RAG.pro

State of the Art RAG over Unstructured Data

This is our take on the best basic Pipeline for RAG over Unstructured Data:

Text Chunking

Recursive Text Splitter with Child/Parent Documents Sizes: (model and use-case dependent)

  • Child Documents: 100-500 tokens
  • Parent Documents: 1000 - 8000 tokens

Embedding

Hybrid: Sparse/Dense Encoders Sparse: SPLADE (BM42 if you have less compute) Dense: Closed-Source:text-embedding-small-003 Open-Source: e5 embedding

Vector DB

Pinecone Hybrid (for SPLADE) QDRANT Hybrid (for BM42)

Chain

Langgraph ReAct Agent

Recommended: Multi-Query search

LLM

Claude Haiku or Sonnet 3.5

Detailed Description

Our most common use-case is chatting with an entire website so we'll use that as our example: First we scrape the entire site with APIFY and send that JSON data to text processing script which drops all fields except: 'url', 'markdown', 'ETAG', and 'id'.

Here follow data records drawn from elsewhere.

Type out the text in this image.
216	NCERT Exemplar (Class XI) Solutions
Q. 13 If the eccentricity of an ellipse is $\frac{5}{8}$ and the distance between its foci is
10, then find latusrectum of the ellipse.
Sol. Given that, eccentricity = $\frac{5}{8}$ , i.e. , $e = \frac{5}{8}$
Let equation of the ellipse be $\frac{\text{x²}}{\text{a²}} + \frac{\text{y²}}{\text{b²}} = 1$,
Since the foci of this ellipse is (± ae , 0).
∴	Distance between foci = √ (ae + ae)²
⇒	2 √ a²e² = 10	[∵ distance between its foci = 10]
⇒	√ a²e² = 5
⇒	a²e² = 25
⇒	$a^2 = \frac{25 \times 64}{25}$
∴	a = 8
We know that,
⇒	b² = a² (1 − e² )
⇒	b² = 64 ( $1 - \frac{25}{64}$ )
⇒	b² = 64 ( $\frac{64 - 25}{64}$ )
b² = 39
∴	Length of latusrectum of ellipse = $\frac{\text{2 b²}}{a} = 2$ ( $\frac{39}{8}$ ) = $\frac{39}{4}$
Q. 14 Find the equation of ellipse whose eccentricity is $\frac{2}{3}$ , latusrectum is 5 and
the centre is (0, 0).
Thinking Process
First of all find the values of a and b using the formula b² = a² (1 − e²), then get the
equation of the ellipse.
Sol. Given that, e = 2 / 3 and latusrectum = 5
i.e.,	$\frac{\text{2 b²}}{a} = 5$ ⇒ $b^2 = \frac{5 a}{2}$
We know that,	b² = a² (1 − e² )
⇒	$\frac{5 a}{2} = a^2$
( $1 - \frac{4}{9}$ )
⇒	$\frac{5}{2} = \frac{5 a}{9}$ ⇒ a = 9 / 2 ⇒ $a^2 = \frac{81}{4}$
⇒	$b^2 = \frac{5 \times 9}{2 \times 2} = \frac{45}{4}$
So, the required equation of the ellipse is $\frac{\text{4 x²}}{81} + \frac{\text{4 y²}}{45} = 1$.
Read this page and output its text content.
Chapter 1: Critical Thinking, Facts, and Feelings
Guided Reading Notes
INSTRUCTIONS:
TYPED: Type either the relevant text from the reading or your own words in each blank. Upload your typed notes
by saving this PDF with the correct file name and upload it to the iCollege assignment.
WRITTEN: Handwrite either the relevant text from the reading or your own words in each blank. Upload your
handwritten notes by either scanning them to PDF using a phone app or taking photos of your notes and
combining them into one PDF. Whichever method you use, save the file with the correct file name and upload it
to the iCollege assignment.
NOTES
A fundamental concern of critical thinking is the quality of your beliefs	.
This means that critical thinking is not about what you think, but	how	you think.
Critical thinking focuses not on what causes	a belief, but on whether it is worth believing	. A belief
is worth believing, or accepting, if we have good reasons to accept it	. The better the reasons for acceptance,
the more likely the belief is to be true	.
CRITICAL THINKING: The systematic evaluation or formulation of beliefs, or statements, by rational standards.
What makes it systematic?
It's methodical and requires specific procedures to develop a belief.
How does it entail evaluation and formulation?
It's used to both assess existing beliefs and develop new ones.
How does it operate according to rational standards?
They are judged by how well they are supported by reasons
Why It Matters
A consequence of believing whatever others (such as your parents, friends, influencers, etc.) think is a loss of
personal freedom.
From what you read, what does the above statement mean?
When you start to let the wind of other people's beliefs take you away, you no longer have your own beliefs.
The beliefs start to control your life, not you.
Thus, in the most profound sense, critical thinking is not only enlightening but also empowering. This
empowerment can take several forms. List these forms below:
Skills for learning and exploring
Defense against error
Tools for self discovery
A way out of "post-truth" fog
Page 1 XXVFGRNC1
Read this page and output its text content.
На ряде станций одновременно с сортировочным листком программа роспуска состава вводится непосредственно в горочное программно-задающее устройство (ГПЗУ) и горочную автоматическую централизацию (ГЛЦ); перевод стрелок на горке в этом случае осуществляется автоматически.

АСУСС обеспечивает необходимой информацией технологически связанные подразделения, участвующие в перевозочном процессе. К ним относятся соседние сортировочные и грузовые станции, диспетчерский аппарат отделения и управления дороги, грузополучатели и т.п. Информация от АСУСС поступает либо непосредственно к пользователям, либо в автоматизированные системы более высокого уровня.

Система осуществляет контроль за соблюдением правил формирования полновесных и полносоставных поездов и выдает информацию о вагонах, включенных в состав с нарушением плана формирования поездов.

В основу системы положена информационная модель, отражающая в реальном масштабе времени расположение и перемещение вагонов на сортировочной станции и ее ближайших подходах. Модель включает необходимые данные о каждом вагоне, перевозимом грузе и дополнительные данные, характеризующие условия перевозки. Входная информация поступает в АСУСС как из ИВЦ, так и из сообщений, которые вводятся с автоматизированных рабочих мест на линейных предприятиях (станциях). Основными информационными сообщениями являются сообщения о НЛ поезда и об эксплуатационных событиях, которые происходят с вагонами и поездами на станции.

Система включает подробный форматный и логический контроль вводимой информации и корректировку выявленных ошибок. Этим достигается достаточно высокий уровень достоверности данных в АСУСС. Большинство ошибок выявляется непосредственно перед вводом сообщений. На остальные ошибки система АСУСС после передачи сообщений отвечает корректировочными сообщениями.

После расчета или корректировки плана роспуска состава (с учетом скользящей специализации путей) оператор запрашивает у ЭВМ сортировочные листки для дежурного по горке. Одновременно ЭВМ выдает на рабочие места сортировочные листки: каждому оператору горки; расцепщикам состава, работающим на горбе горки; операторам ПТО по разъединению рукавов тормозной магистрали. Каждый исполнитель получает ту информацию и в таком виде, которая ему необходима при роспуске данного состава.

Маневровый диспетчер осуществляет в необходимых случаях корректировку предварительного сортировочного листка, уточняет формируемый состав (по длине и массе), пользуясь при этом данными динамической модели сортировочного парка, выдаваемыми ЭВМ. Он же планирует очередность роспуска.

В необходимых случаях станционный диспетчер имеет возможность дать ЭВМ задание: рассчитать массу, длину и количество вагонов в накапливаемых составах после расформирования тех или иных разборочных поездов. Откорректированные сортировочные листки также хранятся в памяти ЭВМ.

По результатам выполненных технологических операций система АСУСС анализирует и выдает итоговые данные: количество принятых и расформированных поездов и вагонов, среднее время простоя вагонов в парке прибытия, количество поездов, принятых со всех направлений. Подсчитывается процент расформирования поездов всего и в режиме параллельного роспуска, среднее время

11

The markdown is our 'content' that we will make into Parent/Child Documents. We do this so we can search on the Child documents and get more accurate search results, but we return the Parent document to the model when doing RAG. This way, we can search on a specific paragraph on a webpage and return the entire webpage for context to the model. Then we embed and upsert the data to Pinecone (Example)

Then we set up our Langgraph ReAct agent with the vector store as a tool. We give it a nice prompt and instructions to perform multiple queries per search. We prefer Haiku for testing based on the amazing Cost/Performance ratio and we have a great RAG demo set up.

In order to make a great RAG application for production, we reccomend adding a lot of metadata to your data and filter on metadata when querying. This becomes very use-case specific but we will try to make a more detailed overview in the future.